You can confirm Newcomb’s observation by an experiment with a phone book: Tally the first digits of street-address numbers, and observe that Newcomb, Raimi, et al. were right. You can stop after one or two pages…

By the way, Benford’s law is not just a curiosity, but is now used in detecting fraudulent random-guess data in income tax returns and other financial reports (http://www.rexswain.com/benford.html, and also [5]).

A related effect is called Zipf’s law (http://en.wikipedia.org/wiki/Zipf's_law), which has the same form in a variety of venues: The most frequent word in a natural language occurs about twice as often as the second-most-frequent word, about three times as often as the third-most-frequent word, etc. The same kind of relationship applies to the populations of cities in a country versus their population ranking.

Can such roots be found in the peculiar distribution of last color names? The last-color-name distribution is similar to Zipf’s law, but the decrease is too steep. Have we forgotten some common last-color-names that would fill in the gaps? Perhaps a cross-cultural study (e.g., performed by previous authors of this column) might fill in some of the gaps or give a key insight. We hope any such insights might find happier uses than detecting tax evasion.

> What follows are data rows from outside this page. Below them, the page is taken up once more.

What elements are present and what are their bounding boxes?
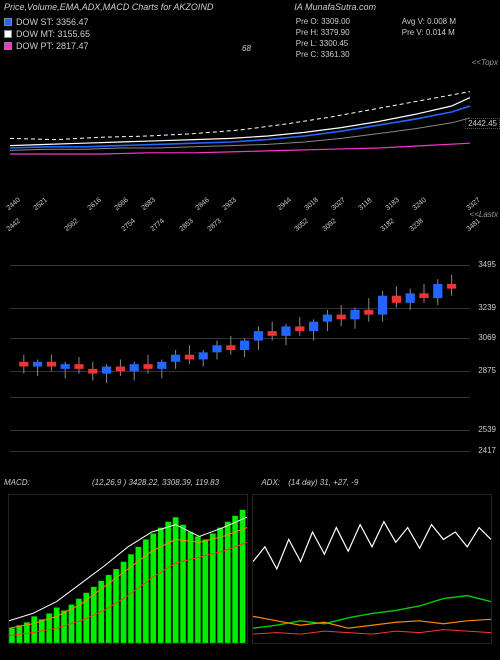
x-tick: 3052: [293, 218, 309, 233]
legend-item: DOW MT: 3155.65: [4, 28, 90, 40]
y-tick: 2539: [478, 425, 496, 434]
adx-svg: [253, 495, 491, 643]
x-tick: 2440: [6, 197, 22, 212]
x-tick: 3092: [322, 218, 338, 233]
x-tick: 2683: [141, 197, 157, 212]
macd-svg: [9, 495, 247, 643]
legend-item: DOW PT: 2817.47: [4, 40, 90, 52]
macd-values: (12,26,9 ) 3428.22, 3308.39, 119.83: [92, 478, 219, 487]
x-tick: 2666: [114, 197, 130, 212]
y-tick: 3069: [478, 333, 496, 342]
legend-swatch: [4, 42, 12, 50]
legend-swatch: [4, 30, 12, 38]
x-tick: 2944: [276, 197, 292, 212]
legend-label: DOW ST: 3356.47: [16, 16, 89, 28]
indicator-panels: [8, 494, 492, 644]
top-x-axis: 2440252126162666268328462933294430183027…: [10, 192, 470, 212]
x-tick: 2873: [207, 218, 223, 233]
x-tick: 3027: [330, 197, 346, 212]
y-tick: 2417: [478, 446, 496, 455]
x-tick: 3240: [411, 197, 427, 212]
candlestick-panel: <<Lastx 24422562275427742853287330523092…: [0, 214, 500, 468]
stats-row: Pre L: 3300.45: [296, 38, 456, 49]
candles-svg: [10, 232, 470, 468]
adx-label: ADX:: [261, 478, 280, 487]
panel-tag-mid: <<Lastx: [470, 210, 498, 219]
x-tick: 3481: [466, 218, 482, 233]
x-tick: 3183: [384, 197, 400, 212]
x-tick: 3182: [379, 218, 395, 233]
title-left: Price,Volume,EMA,ADX,MACD Charts for AKZ…: [4, 2, 213, 12]
x-tick: 2774: [149, 218, 165, 233]
legend-label: DOW MT: 3155.65: [16, 28, 90, 40]
legend-item: DOW ST: 3356.47: [4, 16, 90, 28]
x-tick: 2442: [6, 218, 22, 233]
y-tick: 3495: [478, 260, 496, 269]
adx-panel: [252, 494, 492, 644]
x-tick: 2853: [178, 218, 194, 233]
x-tick: 2521: [33, 197, 49, 212]
legend-swatch: [4, 18, 12, 26]
mid-x-axis: 2442256227542774285328733052309231823238…: [10, 214, 470, 232]
title-right: IA MunafaSutra.com: [294, 2, 376, 12]
adx-values: (14 day) 31, +27, -9: [288, 478, 358, 487]
legend: DOW ST: 3356.47DOW MT: 3155.65DOW PT: 28…: [4, 16, 90, 52]
legend-label: DOW PT: 2817.47: [16, 40, 89, 52]
chart-header: Price,Volume,EMA,ADX,MACD Charts for AKZ…: [4, 2, 496, 52]
x-tick: 2616: [87, 197, 103, 212]
x-tick: 2754: [121, 218, 137, 233]
x-tick: 2846: [195, 197, 211, 212]
y-tick: 2875: [478, 366, 496, 375]
macd-label-row: MACD: (12,26,9 ) 3428.22, 3308.39, 119.8…: [4, 478, 358, 487]
x-tick: 3118: [357, 197, 373, 212]
x-tick: 2933: [222, 197, 238, 212]
macd-panel: [8, 494, 248, 644]
y-tick: 3239: [478, 303, 496, 312]
ema-lines-svg: [10, 52, 470, 172]
ema-line-panel: <<Topx 2440 2521 2616 2666 2683 2846 2933 2944 3…: [0, 52, 500, 212]
stats-row: Pre O: 3309.00Avg V: 0.008 M: [296, 16, 456, 27]
panel-tag-top: <<Topx: [472, 58, 498, 67]
x-tick: 3238: [408, 218, 424, 233]
x-tick: 3018: [303, 197, 319, 212]
stats-row: Pre H: 3379.90Pre V: 0.014 M: [296, 27, 456, 38]
price-marker-label: 2442.45: [465, 118, 500, 129]
macd-label: MACD:: [4, 478, 30, 487]
x-tick: 2562: [63, 218, 79, 233]
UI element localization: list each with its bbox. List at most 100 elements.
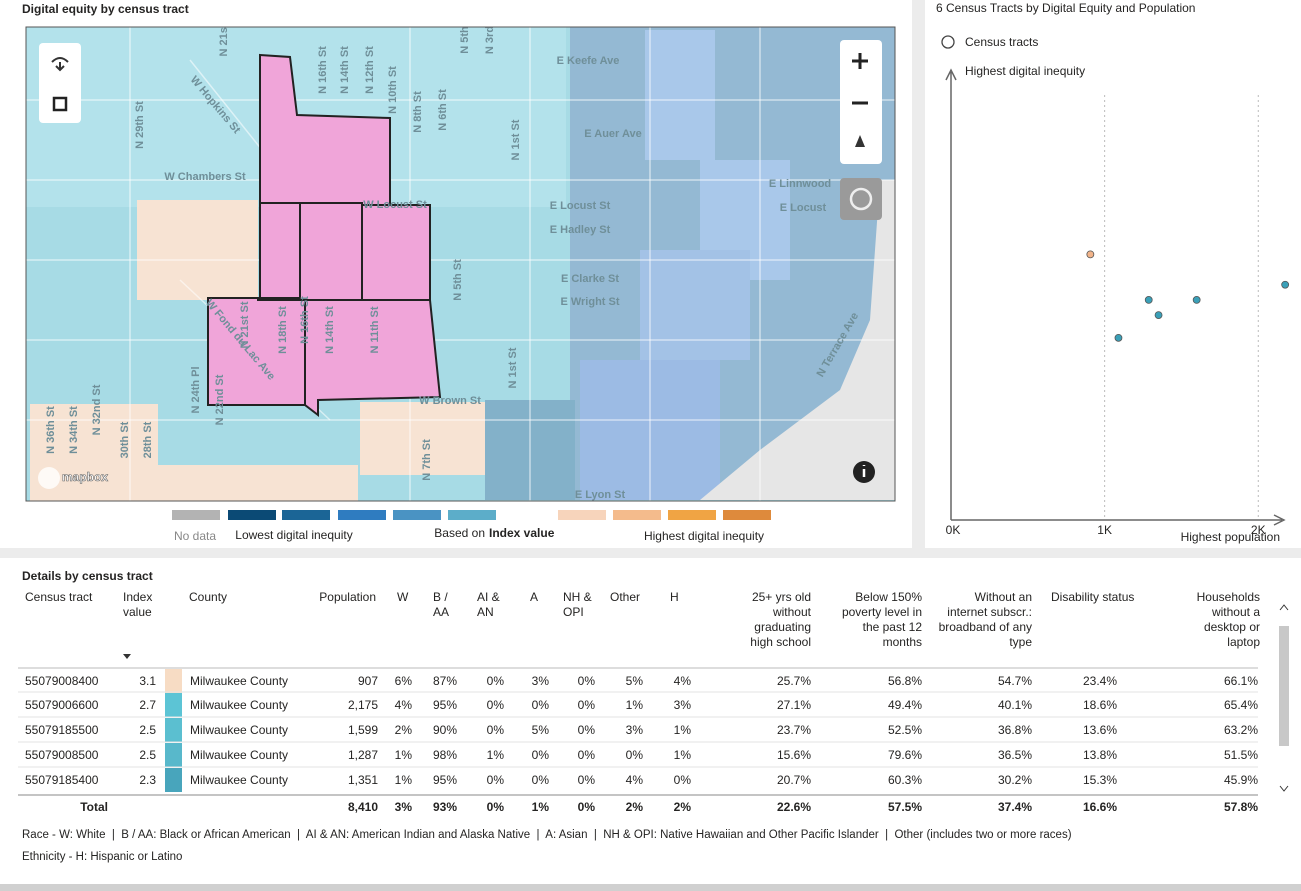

1. S. Newcomb, Note on the frequency of use of the different digits in natural numbers, Amer. J. Math., 4, 39-40 (1881).
2. R. A. Raimi, The peculiar distribution of first significant digits, Sci. Amer. 221, 109-120 (December, 1969).
3. B. Mandelbrot, Fractals: Form, Chance, and Dimension, W. H. Freeman, 1977.
4. http://mathworld.wolfram.com/BenfordsLaw.html
5. T. P. Hill. "The First-Digit Phenomenon", American Scientist< 86, p. 358 (July-August 1998).